L’UC Berkeley perd le combat pour les droits de breveter une précieuse technologie d’édition de gènes

Un conseil fédéral des brevets affirme que les droits précieux de développer et de commercialiser l’édition de gènes, le transfert de technologie génétique entre des organismes vivants ayant le potentiel de guérir la maladie, n’appartiennent pas à l’UC Berkeley mais appartiennent à des instituts de recherche affiliés à Harvard et au Massachusetts Institute of Technology .

Un chercheur du Broad Institute a publié une étude en 2012 qui expliquait comment la technologie dite CRISPR pouvait être utilisée pour modifier des gènes chez l’homme, d’autres animaux et des plantes. L’Office américain des brevets et des marques a accordé un brevet à Broad en 2014, mais a été contesté par l’Université de Californie, qui a fait valoir que le travail n’était pas authentique. Six mois avant l’étude de Broad, une équipe de scientifiques dirigée par la biochimiste de l’UC Berkeley, Jennifer Doudna, avait publié le premier rapport sur l’utilisation de CRISPR pour modifier l’ADN.

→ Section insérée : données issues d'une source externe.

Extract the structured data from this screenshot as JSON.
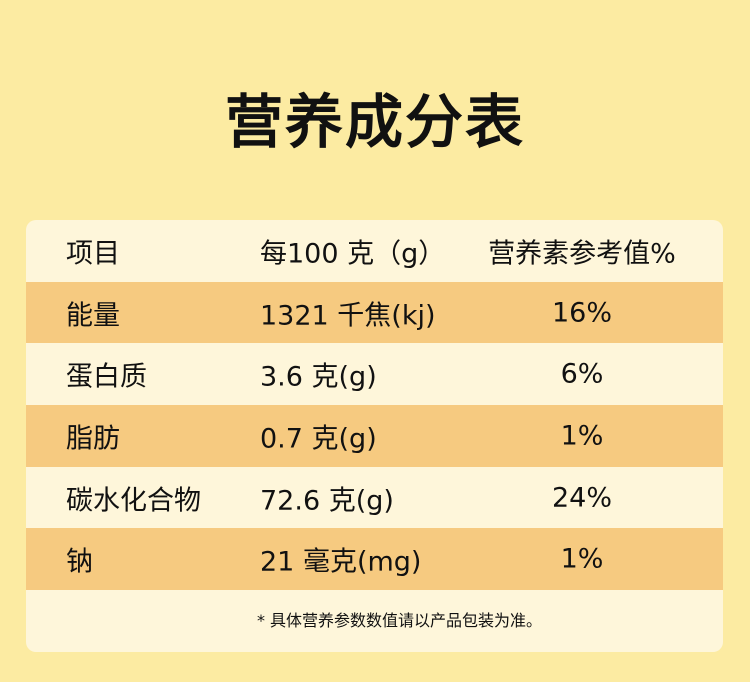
{
  "title": "营养成分表",
  "colors": {
    "background": "#FCEBA2",
    "card": "#FEF6DA",
    "highlight_row": "#F6CA80"
  },
  "table": {
    "headers": [
      "项目",
      "每100 克（g）",
      "营养素参考值%"
    ],
    "rows": [
      [
        "能量",
        "1321 千焦(kj)",
        "16%"
      ],
      [
        "蛋白质",
        "3.6 克(g)",
        "6%"
      ],
      [
        "脂肪",
        "0.7 克(g)",
        "1%"
      ],
      [
        "碳水化合物",
        "72.6 克(g)",
        "24%"
      ],
      [
        "钠",
        "21 毫克(mg)",
        "1%"
      ]
    ]
  },
  "footnote": "* 具体营养参数数值请以产品包装为准。"
}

Cependant, lundi, la Cour des brevets et le Conseil d’appel des États-Unis ont déclaré que la recherche de Broad était originale et que le brevet était valide. Bien que l’étude de Berkeley soit la première à révéler une technologie capable de modifier le matériel génétique, le conseil affirme qu’elle implique l’ADN des bactéries et n’a aucune application directe sur les gènes des plantes et des animaux, dont les cellules sont classées comme « eucaryotes ».

Doudna et sa collègue de recherche Emmanuelle Charpentier de France ont remporté le prix Nobel de chimie en 2020 pour leurs recherches révolutionnaires sur CRISPR – la première fois que deux femmes ou plus remportent le prix sans partenaire masculin. Mais le conseil a noté que Doudna elle-même aurait déclaré que l’étude UC, bien que très réussie, avait un inconvénient : « Nous ne savons pas si CRISPR-Cas9 (technologie) fonctionnera dans les eucaryotes – cellules végétales et animales. »

« Les preuves suggèrent que la découverte d’un tel système dans les cellules eucaryotes sera moins prononcée que la découverte du système CRISPR-Cas9 dans n’importe quel environnement », expliquent les chercheurs dirigés par Berkeley, panel de trois juges a déclaré. « Une compétence ordinaire dans le domaine des arts ne s’attendrait pas à ce que le système CRISPR-Cas9 11 réussisse dans un environnement eucaryote. »

Le panel a également cité d’autres chercheurs de l’UC qui, après avoir noté des différences entre le système Cas-9 et le matériel génétique à l’œuvre chez les plantes et les animaux, ont déclaré que Cas-9 pourrait être tenté dans des cellules eucaryotes mais « il n’y a aucune garantie » que cela fonctionnera .

« Nous ne voyons pas comment ‘aucune garantie’ représente un espoir de succès. » normes requises par la loi, a déclaré le panel.

Par conséquent, le conseil des brevets a déclaré que Broad n’a pas fondé ses conclusions sur la recherche de l’UC Berkeley, ni sur aucune information qui ressortirait de cette recherche, et se réserve le droit de breveter sa propre étude.

En réponse, Broad a déclaré qu’il avait proposé de travailler avec des chercheurs ailleurs sur une « stratégie de co-licence, ou communauté de brevets », et qu’il continuerait à le faire.

« Toutes les institutions doivent travailler ensemble pour garantir un accès large et ouvert à cette technologie transformatrice », a déclaré l’institut. dit dans un communiqué. « Broad pense que la technologie CRISPR devrait être mise à la disposition de la communauté scientifique mondiale pour faire progresser notre compréhension de la biologie et du traitement des maladies humaines, et pour aider à jeter les bases de thérapies de nouvelle génération.

L’UC Berkeley a déclaré qu’elle pensait que le conseil des brevets « avait commis un certain nombre d’erreurs » et envisageait d’éventuelles contestations de la décision. Il pourrait faire appel devant la Cour d’appel des États-Unis pour le circuit fédéral, qui s’est prononcée contre l’université au début de l’affaire en 2018.

UC a également déclaré avoir obtenu plus de 40 brevets distincts sur la base de sa recherche génétique et que le brevet du Broad Institute était contesté séparément par d’autres plaignants. Pendant ce temps, a déclaré l’université, Doudna et Charpentier « continuent respectivement à diriger le développement mondial et l’adoption éthique de la technologie CRISPR ».